O orgasmo corresponde ao clímax de prazer sexual, ainda que o prazer sexual seja mais abrangente que o momentâneo orgasmo. E, apesar de toda a investigação em torno do tema — e cerca de 50 anos depois da revolução sexual das décadas de 60 e 70 do século passado (que a Portugal, na época inicialmente mergulhado num regime de ditadura e depois a conquistar a liberdade, chegaria mais tarde) —, vários mitos ainda persistem entre a sociedade como verdades.

Em Dia Mundial do Orgasmo, o PÚBLICO escolheu cinco temas e pediu à ginecologista obstetra Irina Ramilo e à psicóloga clínica e terapeuta sexual Joana Almeida para analisem cinco mitos que, dizem as duas especialistas, foram criados sobretudo pelo “desconhecimento do próprio corpo”.

1. Não se atingem orgasmos sem estimulação clitoriana

Irina Ramilo, ginecologista obstetra, explica que “não existe só esse tipo de orgasmo.” “Existem outros tipos de orgasmo e não tem de ser necessariamente só pela estimulação clitoriana”. No entanto, afirma, “algumas mulheres só o consegum atingir através da estimulação [do clítoris]”. Joana Almeida, da Sociedade Portuguesa de Sexologia Clínica, afirma que a estimulação “não é condição exclusiva”, exemplificando com as mulheres que sofreram mutilação genital, mas que dizem sentir prazer. “Será, se calhar, uma experiência diferente da experiência do orgasmo mais fisiológico. Mas acho que não é de ignorar.” 
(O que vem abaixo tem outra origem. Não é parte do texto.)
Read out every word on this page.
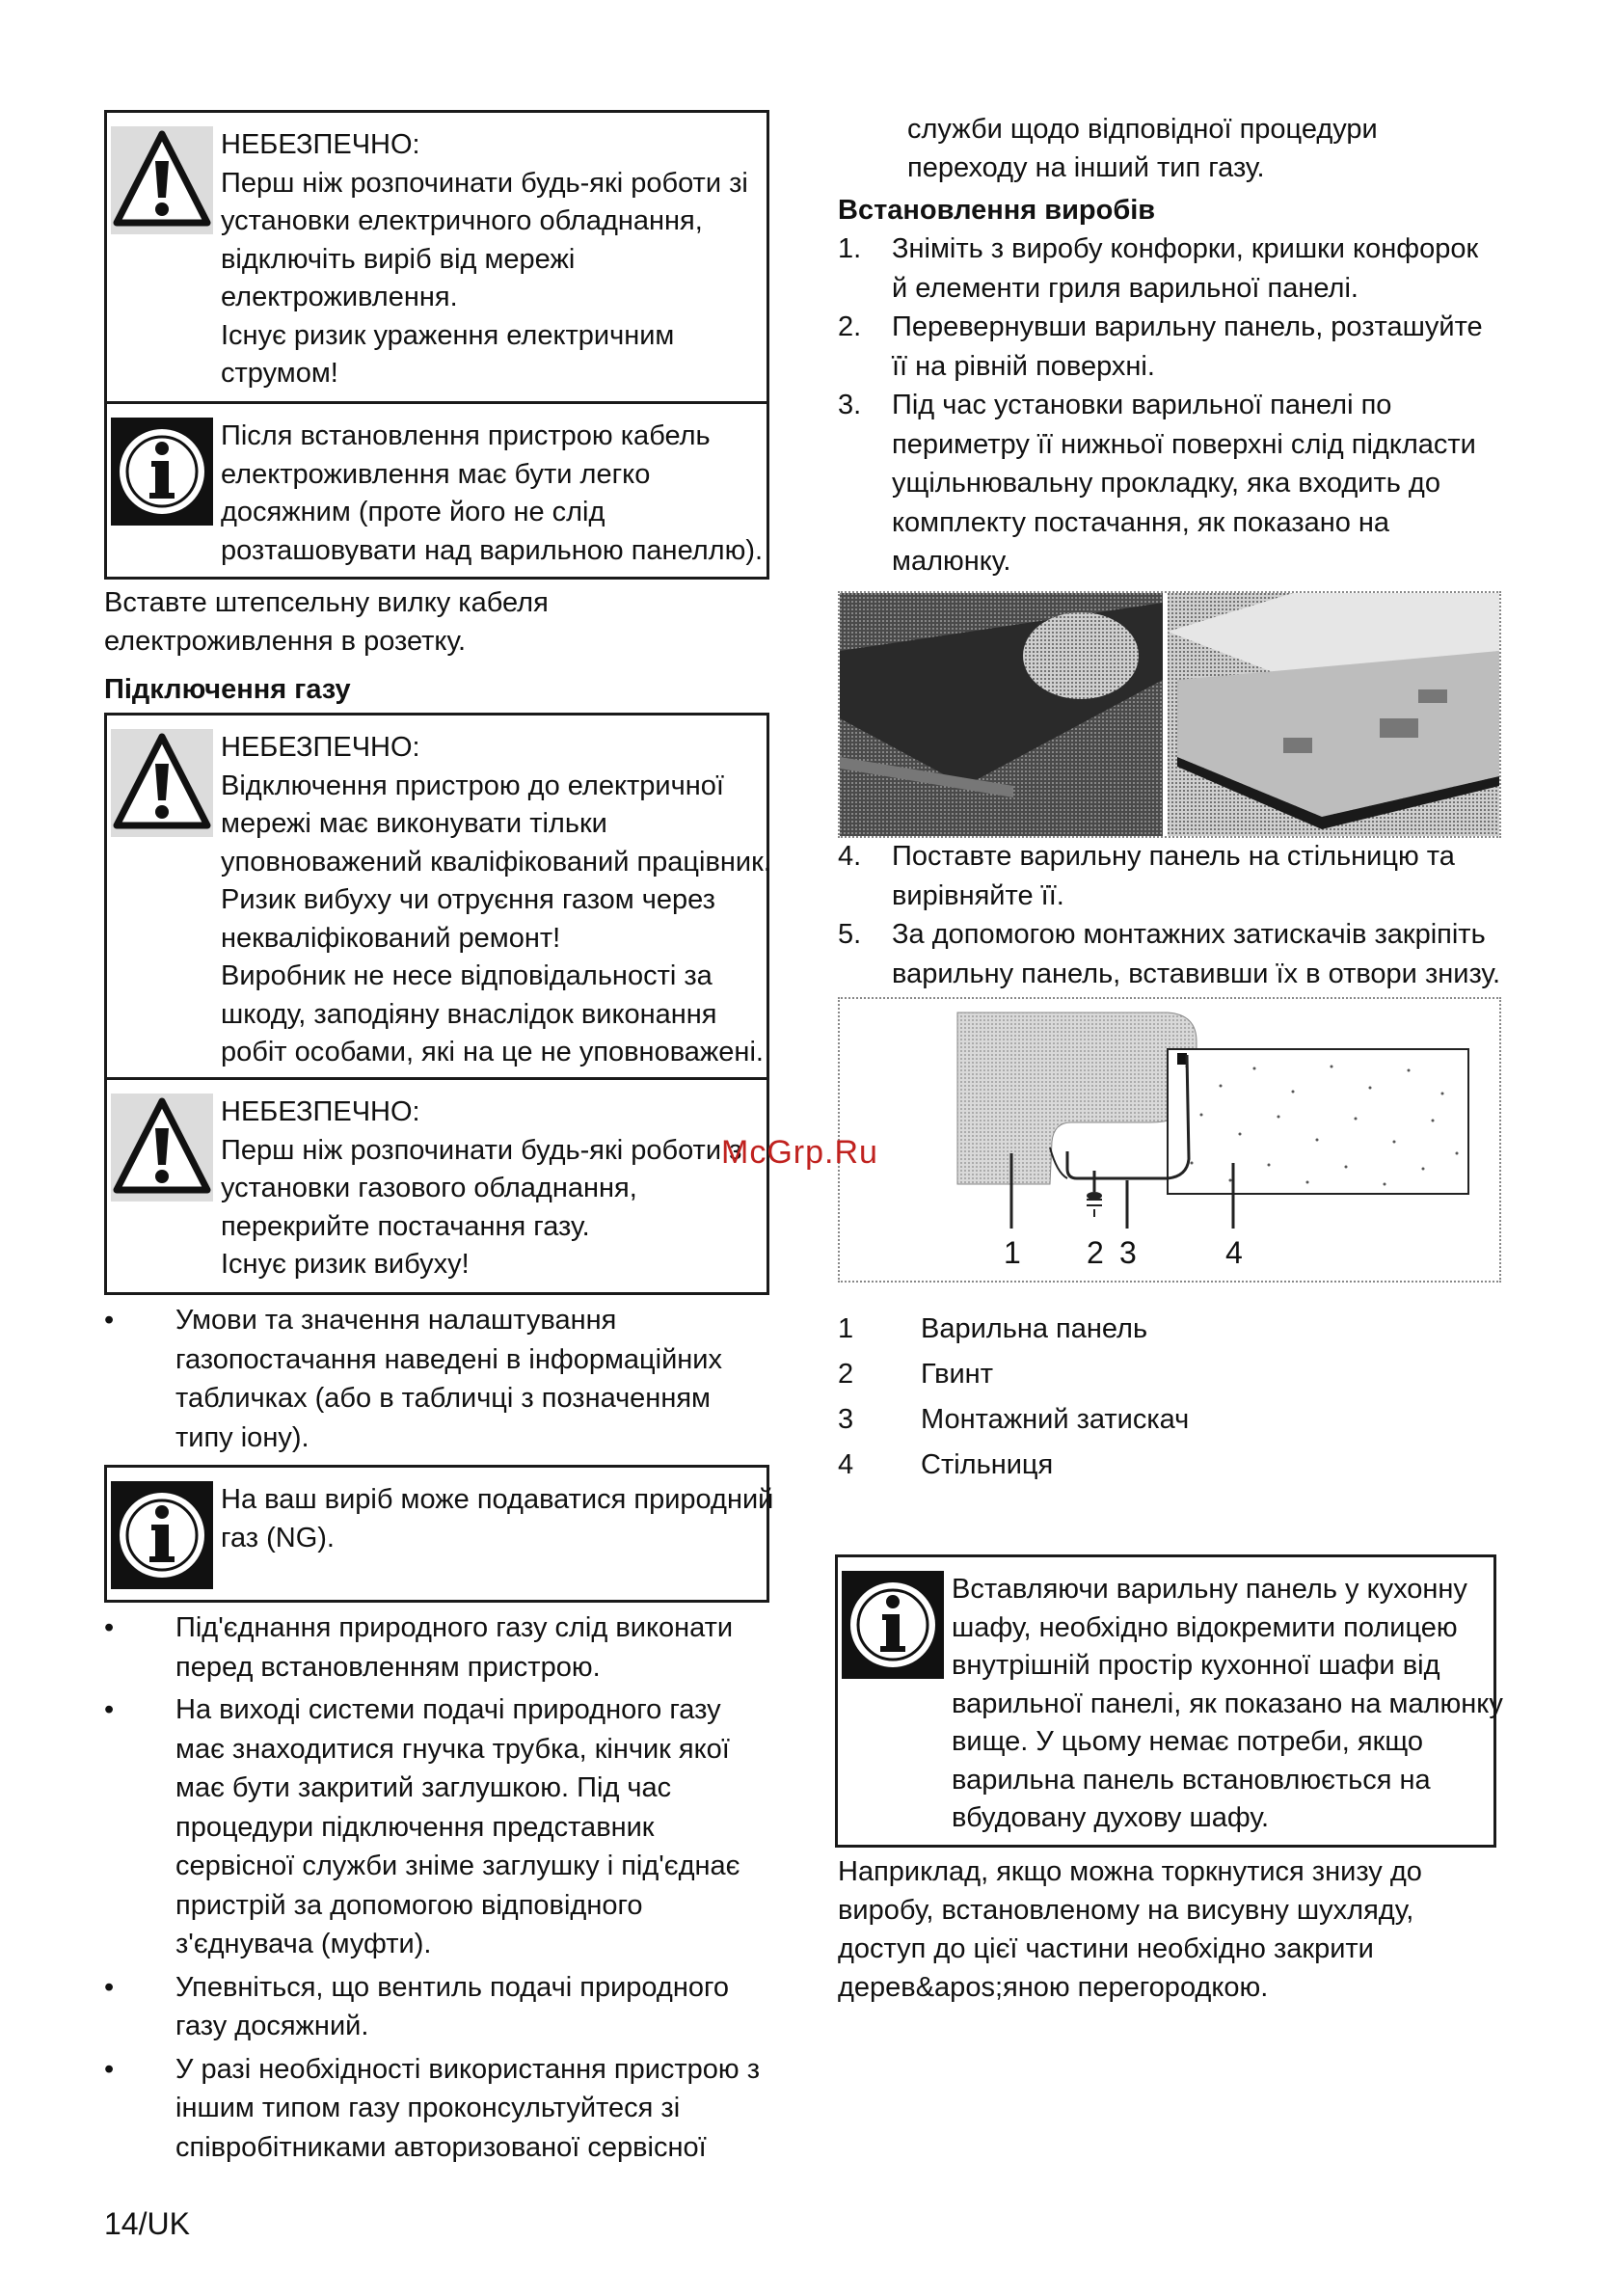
НЕБЕЗПЕЧНО:
Перш ніж розпочинати будь-які роботи зі
установки електричного обладнання,
відключіть виріб від мережі
електроживлення.
Існує ризик ураження електричним
струмом!
Після встановлення пристрою кабель
електроживлення має бути легко
досяжним (проте його не слід
розташовувати над варильною панеллю).
Вставте штепсельну вилку кабеля
електроживлення в розетку.
Підключення газу
НЕБЕЗПЕЧНО:
Відключення пристрою до електричної
мережі має виконувати тільки
уповноважений кваліфікований працівник.
Ризик вибуху чи отруєння газом через
некваліфікований ремонт!
Виробник не несе відповідальності за
шкоду, заподіяну внаслідок виконання
робіт особами, які на це не уповноважені.
НЕБЕЗПЕЧНО:
Перш ніж розпочинати будь-які роботи з
установки газового обладнання,
перекрийте постачання газу.
Існує ризик вибуху!
•	Умови та значення налаштування
газопостачання наведені в інформаційних
табличках (або в табличці з позначенням
типу іону).
На ваш виріб може подаватися природний
газ (NG).
•	Під'єднання природного газу слід виконати
перед встановленням пристрою.
•	На виході системи подачі природного газу
має знаходитися гнучка трубка, кінчик якої
має бути закритий заглушкою. Під час
процедури підключення представник
сервісної служби зніме заглушку і під'єднає
пристрій за допомогою відповідного
з'єднувача (муфти).
•	Упевніться, що вентиль подачі природного
газу досяжний.
•	У разі необхідності використання пристрою з
іншим типом газу проконсультуйтеся зі
співробітниками авторизованої сервісної
служби щодо відповідної процедури
переходу на інший тип газу.
Встановлення виробів
1. Зніміть з виробу конфорки, кришки конфорок
й елементи гриля варильної панелі.
2. Перевернувши варильну панель, розташуйте
її на рівній поверхні.
3. Під час установки варильної панелі по
периметру її нижньої поверхні слід підкласти
ущільнювальну прокладку, яка входить до
комплекту постачання, як показано на
малюнку.
4. Поставте варильну панель на стільницю та
вирівняйте її.
5. За допомогою монтажних затискачів закріпіть
варильну панель, вставивши їх в отвори знизу.
1 2 3	4
1 Варильна панель
2 Гвинт
3 Монтажний затискач
4 Стільниця
Вставляючи варильну панель у кухонну
шафу, необхідно відокремити полицею
внутрішній простір кухонної шафи від
варильної панелі, як показано на малюнку
вище. У цьому немає потреби, якщо
варильна панель встановлюється на
вбудовану духову шафу.
Наприклад, якщо можна торкнутися знизу до
виробу, встановленому на висувну шухляду,
доступ до цієї частини необхідно закрити
дерев&apos;яною перегородкою.
14/UK
McGrp.Ru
2. Se não houver ejaculação feminina não é um orgasmo de verdade

As especialistas referem que a ejaculação feminina, também conhecida por squirting, nem sempre é visível, havendo, por outro lado, mulheres que a experienciam sem a sentirem. Aliás, “não é uma coisa que esteja directamente relacionada”, diz Irina Ramilo, que acrescenta que “a mulher pode ficar muito estimulada e não conseguir atingir o orgasmo” ou a “ejaculação até acontece muito antes do orgasmo”. Joana Almeida faz um alerta: “A procura pelo orgasmo não deve tornar-se uma pressão”, sob pena de influenciar o prazer das pessoas ou de estas “acharem que não estão à altura”.
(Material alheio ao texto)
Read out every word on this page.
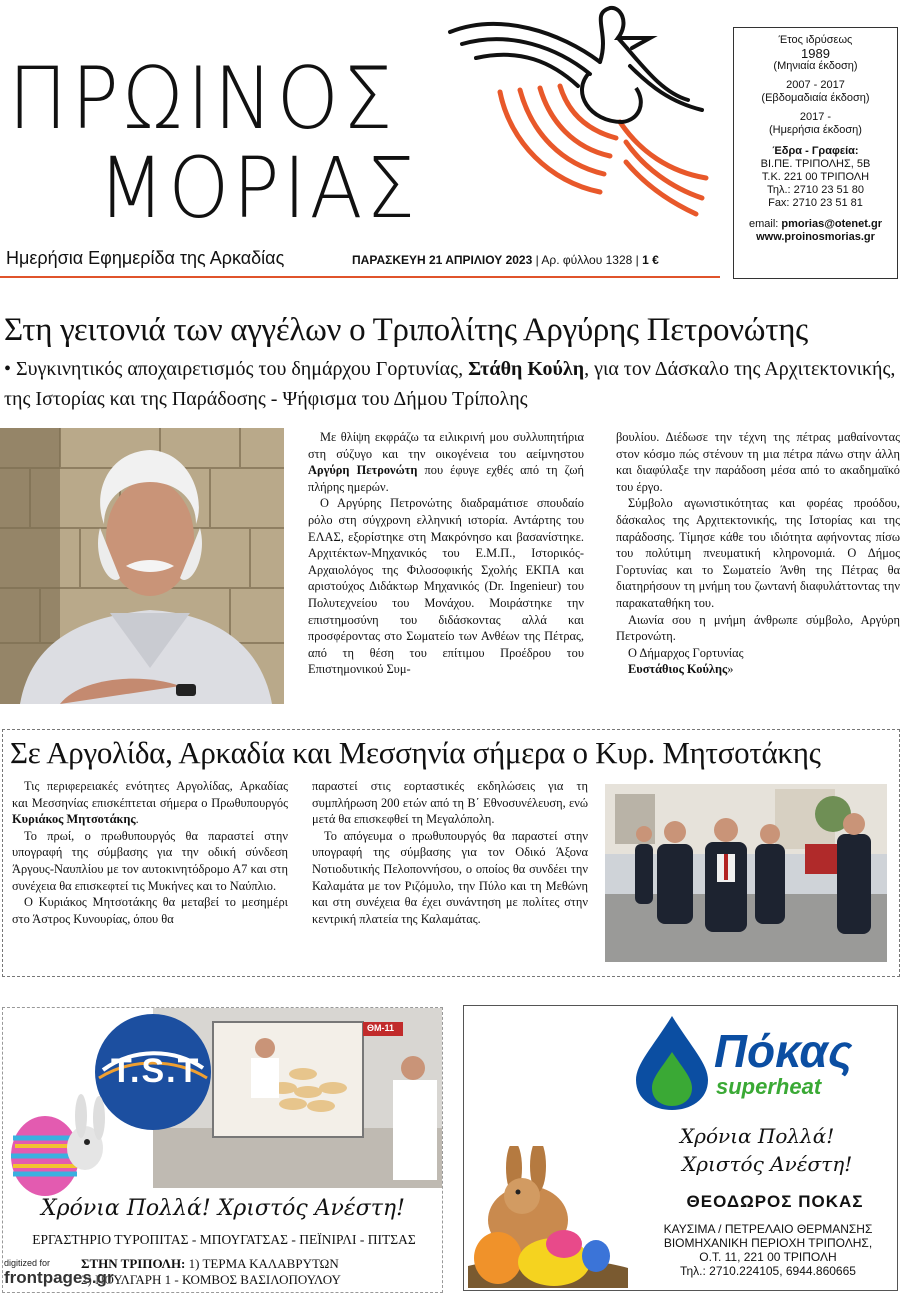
ΠΡΩΙΝΟΣ
ΜΟΡΙΑΣ

Έτος ιδρύσεως

1989

(Μηνιαία έκδοση)

2007 - 2017

(Εβδομαδιαία έκδοση)

2017 -

(Ημερήσια έκδοση)

Έδρα - Γραφεία:

ΒΙ.ΠΕ. ΤΡΙΠΟΛΗΣ, 5Β

Τ.Κ. 221 00 ΤΡΙΠΟΛΗ

Τηλ.: 2710 23 51 80

Fax: 2710 23 51 81

email: pmorias@otenet.gr

www.proinosmorias.gr

Ημερήσια Εφημερίδα της Αρκαδίας	ΠΑΡΑΣΚΕΥΗ 21 ΑΠΡΙΛΙΟΥ 2023 | Αρ. φύλλου 1328 | 1 €
Στη γειτονιά των αγγέλων ο Τριπολίτης Αργύρης Πετρονώτης
• Συγκινητικός αποχαιρετισμός του δημάρχου Γορτυνίας, Στάθη Κούλη, για τον Δάσκαλο της Αρχιτεκτονικής, της Ιστορίας και της Παράδοσης - Ψήφισμα του Δήμου Τρίπολης

Με θλίψη εκφράζω τα ειλικρινή μου συλλυπητήρια στη σύζυγο και την οικογένεια του αείμνηστου Αργύρη Πετρονώτη που έφυγε εχθές από τη ζωή πλήρης ημερών.

Ο Αργύρης Πετρονώτης διαδραμάτισε σπουδαίο ρόλο στη σύγχρονη ελληνική ιστορία. Αντάρτης του ΕΛΑΣ, εξορίστηκε στη Μακρόνησο και βασανίστηκε. Αρχιτέκτων-Μηχανικός του Ε.Μ.Π., Ιστορικός-Αρχαιολόγος της Φιλοσοφικής Σχολής ΕΚΠΑ και αριστούχος Διδάκτωρ Μηχανικός (Dr. Ingenieur) του Πολυτεχνείου του Μονάχου. Μοιράστηκε την επιστημοσύνη του διδάσκοντας αλλά και προσφέροντας στο Σωματείο των Ανθέων της Πέτρας, από τη θέση του επίτιμου Προέδρου του Επιστημονικού Συμ-

βουλίου. Διέδωσε την τέχνη της πέτρας μαθαίνοντας στον κόσμο πώς στένουν τη μια πέτρα πάνω στην άλλη και διαφύλαξε την παράδοση μέσα από το ακαδημαϊκό του έργο.

Σύμβολο αγωνιστικότητας και φορέας προόδου, δάσκαλος της Αρχιτεκτονικής, της Ιστορίας και της παράδοσης. Τίμησε κάθε του ιδιότητα αφήνοντας πίσω του πολύτιμη πνευματική κληρονομιά. Ο Δήμος Γορτυνίας και το Σωματείο Άνθη της Πέτρας θα διατηρήσουν τη μνήμη του ζωντανή διαφυλάττοντας την παρακαταθήκη του.

Αιωνία σου η μνήμη άνθρωπε σύμβολο, Αργύρη Πετρονώτη.

Ο Δήμαρχος Γορτυνίας

Ευστάθιος Κούλης»

Σε Αργολίδα, Αρκαδία και Μεσσηνία σήμερα ο Κυρ. Μητσοτάκης

Τις περιφερειακές ενότητες Αργολίδας, Αρκαδίας και Μεσσηνίας επισκέπτεται σήμερα ο Πρωθυπουργός Κυριάκος Μητσοτάκης.

Το πρωί, ο πρωθυπουργός θα παραστεί στην υπογραφή της σύμβασης για την οδική σύνδεση Άργους-Ναυπλίου με τον αυτοκινητόδρομο Α7 και στη συνέχεια θα επισκεφτεί τις Μυκήνες και το Ναύπλιο.

Ο Κυριάκος Μητσοτάκης θα μεταβεί το μεσημέρι στο Άστρος Κυνουρίας, όπου θα

παραστεί στις εορταστικές εκδηλώσεις για τη συμπλήρωση 200 ετών από τη Β΄ Εθνοσυνέλευση, ενώ μετά θα επισκεφθεί τη Μεγαλόπολη.

Το απόγευμα ο πρωθυπουργός θα παραστεί στην υπογραφή της σύμβασης για τον Οδικό Άξονα Νοτιοδυτικής Πελοποννήσου, ο οποίος θα συνδέει την Καλαμάτα με τον Ριζόμυλο, την Πύλο και τη Μεθώνη και στη συνέχεια θα έχει συνάντηση με πολίτες στην κεντρική πλατεία της Καλαμάτας.

T.S.T
ΘΜ-11
Χρόνια Πολλά! Χριστός Ανέστη!
ΕΡΓΑΣΤΗΡΙΟ ΤΥΡΟΠΙΤΑΣ - ΜΠΟΥΓΑΤΣΑΣ - ΠΕΪΝΙΡΛΙ - ΠΙΤΣΑΣ
ΣΤΗΝ ΤΡΙΠΟΛΗ: 1) ΤΕΡΜΑ ΚΑΛΑΒΡΥΤΩΝ
2) ΠΟΥΛΓΑΡΗ 1 - ΚΟΜΒΟΣ ΒΑΣΙΛΟΠΟΥΛΟΥ
digitized for
frontpages.gr
Πόκας
superheat
Χρόνια Πολλά!
Χριστός Ανέστη!
ΘΕΟΔΩΡΟΣ ΠΟΚΑΣ
ΚΑΥΣΙΜΑ / ΠΕΤΡΕΛΑΙΟ ΘΕΡΜΑΝΣΗΣ
ΒΙΟΜΗΧΑΝΙΚΗ ΠΕΡΙΟΧΗ ΤΡΙΠΟΛΗΣ,
Ο.Τ. 11, 221 00 ΤΡΙΠΟΛΗ
Τηλ.: 2710.224105, 6944.860665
3. Há algo de errado comigo porque só consigo ter um orgasmo durante a masturbação

“Não, não há nada de errado”, afirma Joana Almeida. Por um lado, “a masturbação enquanto estimulação e actividade de prazer é saudável e mostra que uma pessoa está confortável consigo mesmo, conhece o seu corpo e tem uma história de aprendizagem de auto-estimulação”. Por outro lado, pode existir factores externos na equação: a estimulação não proporcionar prazer, o contexto da relação, o desconforto com o corpo e a imagem são alguns dos exemplos. A ginecologista Irina Ramilo refere também a questão psicológica da mulher, pois muitas vezes tem pensamentos que não são reais e acaba por entrar num “ciclo vicioso”. “A sexualidade da mulher depende da nossa cabeça e portanto quando nós começamos a ter determinado pensamento, depois é mais difícil”, afirma. 
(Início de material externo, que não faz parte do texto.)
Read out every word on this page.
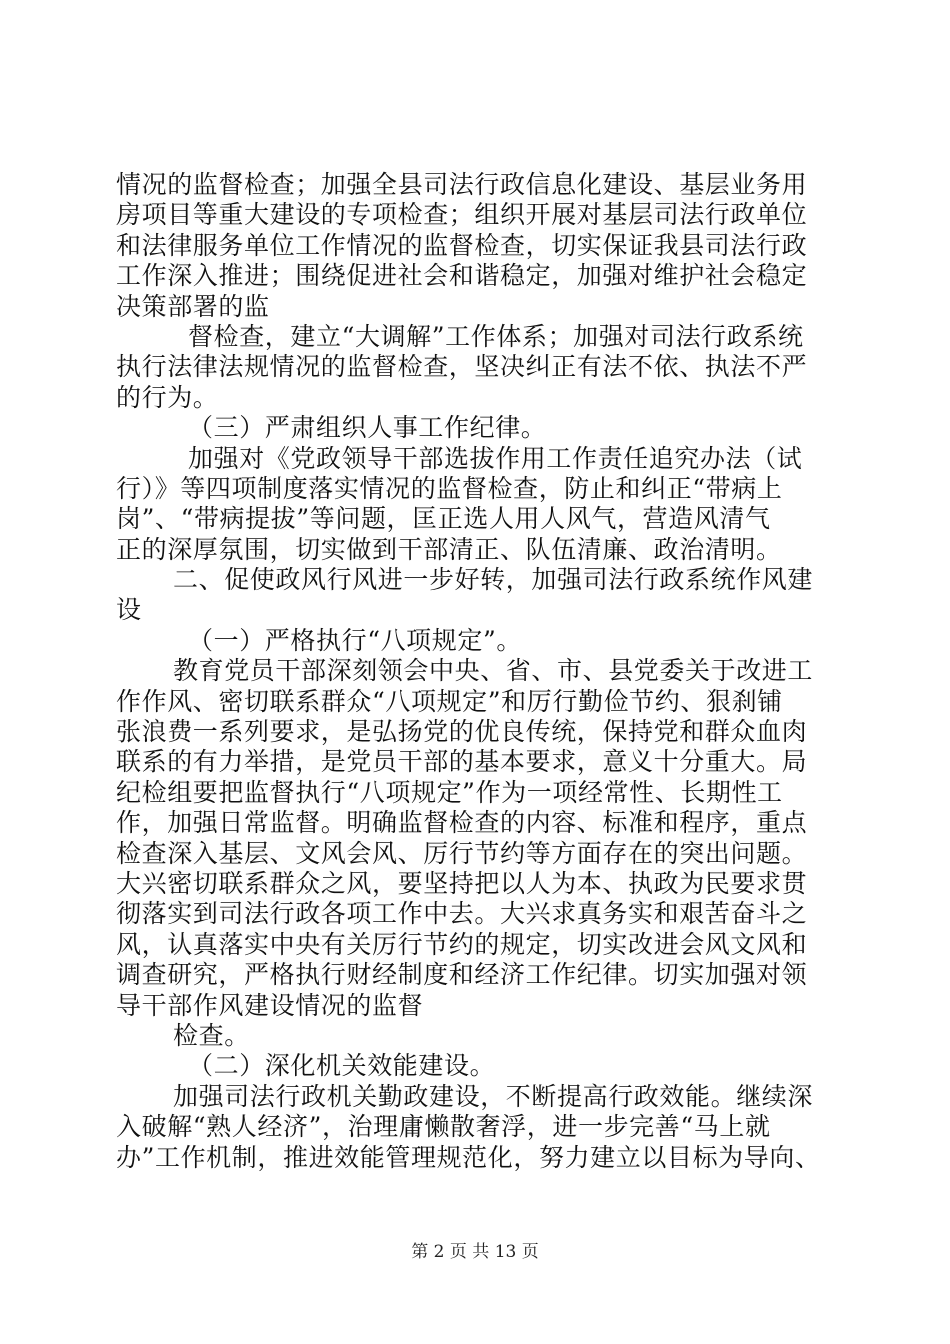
情况的监督检查；加强全县司法行政信息化建设、基层业务用
房项目等重大建设的专项检查；组织开展对基层司法行政单位
和法律服务单位工作情况的监督检查，切实保证我县司法行政
工作深入推进；围绕促进社会和谐稳定，加强对维护社会稳定
决策部署的监
督检查，建立“大调解”工作体系；加强对司法行政系统
执行法律法规情况的监督检查，坚决纠正有法不依、执法不严
的行为。
（三）严肃组织人事工作纪律。
加强对《党政领导干部选拔作用工作责任追究办法（试
行）》等四项制度落实情况的监督检查，防止和纠正“带病上
岗”、“带病提拔”等问题，匡正选人用人风气，营造风清气
正的深厚氛围，切实做到干部清正、队伍清廉、政治清明。
二、促使政风行风进一步好转，加强司法行政系统作风建
设
（一）严格执行“八项规定”。
教育党员干部深刻领会中央、省、市、县党委关于改进工
作作风、密切联系群众“八项规定”和厉行勤俭节约、狠刹铺
张浪费一系列要求，是弘扬党的优良传统，保持党和群众血肉
联系的有力举措，是党员干部的基本要求，意义十分重大。局
纪检组要把监督执行“八项规定”作为一项经常性、长期性工
作，加强日常监督。明确监督检查的内容、标准和程序，重点
检查深入基层、文风会风、厉行节约等方面存在的突出问题。
大兴密切联系群众之风，要坚持把以人为本、执政为民要求贯
彻落实到司法行政各项工作中去。大兴求真务实和艰苦奋斗之
风，认真落实中央有关厉行节约的规定，切实改进会风文风和
调查研究，严格执行财经制度和经济工作纪律。切实加强对领
导干部作风建设情况的监督
检查。
（二）深化机关效能建设。
加强司法行政机关勤政建设，不断提高行政效能。继续深
入破解“熟人经济”，治理庸懒散奢浮，进一步完善“马上就
办”工作机制，推进效能管理规范化，努力建立以目标为导向、
第 2 页 共 13 页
4. Com a idade, deixa-se de conseguir atingir o orgasmo

A sexóloga Joana Almeida​ refere que, “com a idade e com os processos de envelhecimento, há alterações”, mas que estas “são possíveis de ultrapassar” — “depende de pessoa para pessoa o como” que lhe permitirá continuar a sentir satisfação e prazer. No entanto, é preciso também pesar a evolução das relações e percepções sociais. “Acho que pode ser falso, mas muitas vezes com a idade é preciso adaptação, é preciso reaprender a viver no nosso corpo.”

Irina Ramilo destaca a maior abertura da sociedade em relação à sexualidade dos mais velhos e refere que “não é porque [as mulheres] entraram na menopausa que não podem viver a sexualidade ou de modo melhor e diferente”. 

5. Nunca tive um orgasmo, tenho algum problema

“É preciso compreender caso a caso”, diz Joana Almeida. Se há quem não procure ser um “ser sexual”, há quem sinta esta questão “como problema” e, nesse caso, “é bom procurar ajuda para contextualizar”. A sexóloga refere, por exemplo, que a noite de núpcias pode ser uma “frustração” para quem nunca explorou a sexualidade. Já Irina Ramilo remata que, muitas vezes, o problema passa pelo “desconhecimento do próprio corpo”.